Его рука — правая, та, что держала кисть, — разжалась. Кисть — упала на стол, покатилась, оставляя чернильный след на бумаге. Он — не заметил. Не — сейчас. Его глаза — на ней, только на ней, тёмные, расширенные зрачки, почти полностью поглотившие радужку.
Он поднялся. Медленно. Из-за стола — но не отодвигая стул, а — вставая в то пространство, которое она оставила: между её коленей. Между — ней. Его руки — легли на стол, по обе стороны от её бёдер. Не касаясь. Ещё. Его лицо — близко, ниже её (она — на столе, он — стоит, разница высоты — головокружительная, непривычная; она — смотрит вниз, он — вверх, и этот ракурс — новый, и от него — что-то внутри сжимается, горячо, остро, невыносимо).
— Аяме, — сказал он. Низко. Предупреждающе. Тем голосом, от которого мурашки бежали по спине — не от страха, от — предвкушения. — Если ты сидишь на моих документах — я не несу ответственности за их сохранность.
— Не неси, — ответила она.
И — потянулась к нему. Руками — за ворот кимоно, за ту расхлёстнутую ткань у горла, за его тело — под ней. Притянула. Вниз. К себе. И — поцеловала.
Не так, как утром: не мягко, не сонно, не нежно. Жёстко. Глубоко. Открытым ртом, с зубами на его нижней губе, с языком — требовательным, ненасытным, говорящим на языке, который старше слов: хочу. Сейчас. Здесь. Не осторожно. По-настоящему.
Его контроль — лопнул. Она — почувствовала: момент, секунду, мгновение, в которое стальной канат, державший его десять дней (десять ночей нежности, десять ночей сдержанной силы, десять ночей «я могу больше, но не буду, потому что ты — хрупкая, новая, моя»), — оборвался. Его руки — со стола — на неё: одна — в волосы (всегда — в волосы, его якорь, его безумие), другая — на бедро, под подол, на голую кожу, — жёстко, цепко, собственнически. Не — как раньше. Не — бережно. Так, как он хотел десять дней — и не позволял себе.

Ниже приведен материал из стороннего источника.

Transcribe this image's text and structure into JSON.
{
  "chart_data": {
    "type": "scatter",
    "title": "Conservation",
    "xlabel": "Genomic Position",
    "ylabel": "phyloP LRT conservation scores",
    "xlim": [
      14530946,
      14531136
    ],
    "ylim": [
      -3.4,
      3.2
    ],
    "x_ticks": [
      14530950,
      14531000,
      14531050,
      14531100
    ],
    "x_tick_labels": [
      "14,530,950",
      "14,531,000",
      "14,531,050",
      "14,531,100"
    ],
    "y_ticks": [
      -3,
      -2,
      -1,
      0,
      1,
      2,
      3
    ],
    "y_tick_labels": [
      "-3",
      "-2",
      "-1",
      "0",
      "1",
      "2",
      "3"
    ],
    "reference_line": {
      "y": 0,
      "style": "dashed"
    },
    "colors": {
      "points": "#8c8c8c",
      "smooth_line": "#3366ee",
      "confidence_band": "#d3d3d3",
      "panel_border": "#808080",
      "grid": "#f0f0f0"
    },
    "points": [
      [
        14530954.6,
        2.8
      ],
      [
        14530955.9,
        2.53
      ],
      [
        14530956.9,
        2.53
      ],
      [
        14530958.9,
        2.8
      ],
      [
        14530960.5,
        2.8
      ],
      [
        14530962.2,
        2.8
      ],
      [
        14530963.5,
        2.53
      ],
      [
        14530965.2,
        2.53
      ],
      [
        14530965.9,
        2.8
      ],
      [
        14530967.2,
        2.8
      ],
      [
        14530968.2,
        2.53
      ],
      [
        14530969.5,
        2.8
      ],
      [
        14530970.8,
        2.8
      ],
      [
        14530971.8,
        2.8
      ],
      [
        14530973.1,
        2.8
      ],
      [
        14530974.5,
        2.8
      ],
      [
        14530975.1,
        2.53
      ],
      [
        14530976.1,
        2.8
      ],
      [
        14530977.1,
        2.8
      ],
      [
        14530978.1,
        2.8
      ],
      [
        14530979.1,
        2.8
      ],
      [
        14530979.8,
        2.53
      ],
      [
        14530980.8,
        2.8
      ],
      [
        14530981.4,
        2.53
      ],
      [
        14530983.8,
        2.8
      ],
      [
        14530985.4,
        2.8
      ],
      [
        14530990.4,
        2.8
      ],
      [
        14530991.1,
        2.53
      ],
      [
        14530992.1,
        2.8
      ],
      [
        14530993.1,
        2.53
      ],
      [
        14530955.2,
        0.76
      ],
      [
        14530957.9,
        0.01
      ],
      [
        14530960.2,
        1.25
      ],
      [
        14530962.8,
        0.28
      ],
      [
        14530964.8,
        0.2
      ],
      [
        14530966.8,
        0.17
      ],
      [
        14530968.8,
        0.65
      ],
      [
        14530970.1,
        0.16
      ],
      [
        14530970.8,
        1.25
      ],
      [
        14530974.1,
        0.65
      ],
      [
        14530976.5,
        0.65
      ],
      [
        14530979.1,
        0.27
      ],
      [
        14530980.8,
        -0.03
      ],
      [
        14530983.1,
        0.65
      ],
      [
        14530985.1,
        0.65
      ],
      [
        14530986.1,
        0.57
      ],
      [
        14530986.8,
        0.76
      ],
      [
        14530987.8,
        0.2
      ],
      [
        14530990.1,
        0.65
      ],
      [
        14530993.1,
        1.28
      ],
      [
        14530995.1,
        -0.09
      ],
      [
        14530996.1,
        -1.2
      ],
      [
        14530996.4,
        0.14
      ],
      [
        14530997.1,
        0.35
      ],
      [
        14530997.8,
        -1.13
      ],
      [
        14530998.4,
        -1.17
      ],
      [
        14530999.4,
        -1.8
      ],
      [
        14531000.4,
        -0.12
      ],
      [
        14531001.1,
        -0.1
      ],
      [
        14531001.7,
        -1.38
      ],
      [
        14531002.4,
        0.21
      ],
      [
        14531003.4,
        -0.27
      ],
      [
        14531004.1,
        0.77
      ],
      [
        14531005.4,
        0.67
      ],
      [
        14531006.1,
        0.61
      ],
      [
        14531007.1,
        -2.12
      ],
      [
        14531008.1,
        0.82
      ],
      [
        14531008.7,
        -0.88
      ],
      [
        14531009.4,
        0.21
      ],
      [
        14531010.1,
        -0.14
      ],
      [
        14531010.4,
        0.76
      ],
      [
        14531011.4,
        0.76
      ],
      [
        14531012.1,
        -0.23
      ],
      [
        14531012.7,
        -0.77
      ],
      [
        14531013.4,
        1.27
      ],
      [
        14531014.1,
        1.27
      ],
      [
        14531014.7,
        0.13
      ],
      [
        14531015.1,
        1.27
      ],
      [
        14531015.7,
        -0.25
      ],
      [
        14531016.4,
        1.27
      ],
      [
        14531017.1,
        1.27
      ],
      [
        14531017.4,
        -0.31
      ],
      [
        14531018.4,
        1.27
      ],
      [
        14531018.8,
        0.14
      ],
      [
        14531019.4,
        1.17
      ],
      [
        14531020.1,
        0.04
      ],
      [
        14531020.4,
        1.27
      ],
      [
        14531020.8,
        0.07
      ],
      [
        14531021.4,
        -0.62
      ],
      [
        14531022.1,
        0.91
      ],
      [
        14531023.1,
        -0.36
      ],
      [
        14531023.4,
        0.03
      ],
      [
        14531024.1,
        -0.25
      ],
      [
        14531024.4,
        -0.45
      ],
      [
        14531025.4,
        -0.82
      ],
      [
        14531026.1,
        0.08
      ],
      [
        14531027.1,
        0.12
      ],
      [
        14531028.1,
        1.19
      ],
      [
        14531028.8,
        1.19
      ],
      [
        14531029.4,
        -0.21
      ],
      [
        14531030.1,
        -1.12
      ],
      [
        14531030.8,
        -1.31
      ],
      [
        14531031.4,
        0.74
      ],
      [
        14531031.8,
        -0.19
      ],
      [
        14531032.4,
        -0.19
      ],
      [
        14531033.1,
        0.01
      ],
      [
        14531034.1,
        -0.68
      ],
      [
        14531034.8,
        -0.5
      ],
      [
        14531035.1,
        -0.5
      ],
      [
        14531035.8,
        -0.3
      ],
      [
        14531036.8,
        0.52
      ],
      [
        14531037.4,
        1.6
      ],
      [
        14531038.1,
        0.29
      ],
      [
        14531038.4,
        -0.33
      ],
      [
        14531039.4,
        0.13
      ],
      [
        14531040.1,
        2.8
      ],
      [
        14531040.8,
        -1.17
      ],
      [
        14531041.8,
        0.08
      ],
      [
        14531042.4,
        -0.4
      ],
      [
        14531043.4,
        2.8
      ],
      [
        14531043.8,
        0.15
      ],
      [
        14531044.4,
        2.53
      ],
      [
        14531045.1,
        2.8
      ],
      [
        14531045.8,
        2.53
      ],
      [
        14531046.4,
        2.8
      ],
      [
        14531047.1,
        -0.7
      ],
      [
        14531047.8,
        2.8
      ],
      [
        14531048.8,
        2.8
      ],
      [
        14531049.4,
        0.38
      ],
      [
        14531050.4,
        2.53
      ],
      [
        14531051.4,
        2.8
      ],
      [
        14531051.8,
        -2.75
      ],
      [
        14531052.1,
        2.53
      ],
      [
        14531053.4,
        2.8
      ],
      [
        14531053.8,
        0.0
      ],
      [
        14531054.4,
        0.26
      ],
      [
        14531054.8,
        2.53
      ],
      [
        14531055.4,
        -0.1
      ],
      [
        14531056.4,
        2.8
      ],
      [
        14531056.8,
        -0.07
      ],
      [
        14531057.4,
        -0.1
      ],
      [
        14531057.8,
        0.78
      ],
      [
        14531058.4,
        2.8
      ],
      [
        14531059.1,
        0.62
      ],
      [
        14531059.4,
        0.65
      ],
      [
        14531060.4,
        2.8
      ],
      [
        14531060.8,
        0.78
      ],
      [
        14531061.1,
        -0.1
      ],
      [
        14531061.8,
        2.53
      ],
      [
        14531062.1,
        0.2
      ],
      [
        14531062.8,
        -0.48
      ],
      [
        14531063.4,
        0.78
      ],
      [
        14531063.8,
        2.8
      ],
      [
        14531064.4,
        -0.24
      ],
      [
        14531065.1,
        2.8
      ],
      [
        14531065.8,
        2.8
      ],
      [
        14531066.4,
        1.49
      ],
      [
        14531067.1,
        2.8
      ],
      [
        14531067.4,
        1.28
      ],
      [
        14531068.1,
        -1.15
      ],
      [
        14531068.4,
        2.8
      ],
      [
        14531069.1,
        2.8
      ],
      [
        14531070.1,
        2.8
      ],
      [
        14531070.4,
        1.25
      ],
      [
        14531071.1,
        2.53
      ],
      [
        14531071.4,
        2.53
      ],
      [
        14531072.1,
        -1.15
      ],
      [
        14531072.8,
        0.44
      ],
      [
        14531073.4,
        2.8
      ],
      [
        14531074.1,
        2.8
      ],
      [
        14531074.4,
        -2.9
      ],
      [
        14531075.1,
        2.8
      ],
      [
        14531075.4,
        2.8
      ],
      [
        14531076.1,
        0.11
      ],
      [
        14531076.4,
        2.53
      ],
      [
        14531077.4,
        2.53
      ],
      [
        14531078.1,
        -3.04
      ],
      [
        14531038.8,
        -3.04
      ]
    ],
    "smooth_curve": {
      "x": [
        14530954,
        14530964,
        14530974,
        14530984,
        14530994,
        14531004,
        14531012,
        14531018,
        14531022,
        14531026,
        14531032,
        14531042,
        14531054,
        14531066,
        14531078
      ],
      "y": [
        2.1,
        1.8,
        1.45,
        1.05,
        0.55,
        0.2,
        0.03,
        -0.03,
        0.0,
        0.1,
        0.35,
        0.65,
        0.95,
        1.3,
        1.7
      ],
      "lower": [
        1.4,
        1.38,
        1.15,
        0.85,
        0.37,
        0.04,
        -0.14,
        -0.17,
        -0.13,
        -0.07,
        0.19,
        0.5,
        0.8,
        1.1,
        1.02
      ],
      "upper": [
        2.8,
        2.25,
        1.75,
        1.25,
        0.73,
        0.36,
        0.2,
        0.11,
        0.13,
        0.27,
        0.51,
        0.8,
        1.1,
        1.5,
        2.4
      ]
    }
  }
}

Он — целовал её. Или — она его. Разница — стёрлась. Рты — сплелись, зубы — столкнулись, языки — боролись, и это была борьба, не танец, не нежность, — борьба за близость, за глубину, за — всё, чего было мало, мало, бесконечно мало.
Его рука — в её волосах — сжалась. Потянула — назад. Мягко, но неотступно, отклоняя её голову, обнажая шею — и его рот — переместился: на горло, на пульс, на то место, где жизнь била часто-часто, отчаянно, бешено. Его зубы — на её шее. Не — больно. Ощутимо. Точно на грани — той, за которой укус станет меткой, — и она выдохнула, длинно, дрожаще, со звуком, который был почти — стоном, и его пальцы на бедре — ответили, сжались сильнее.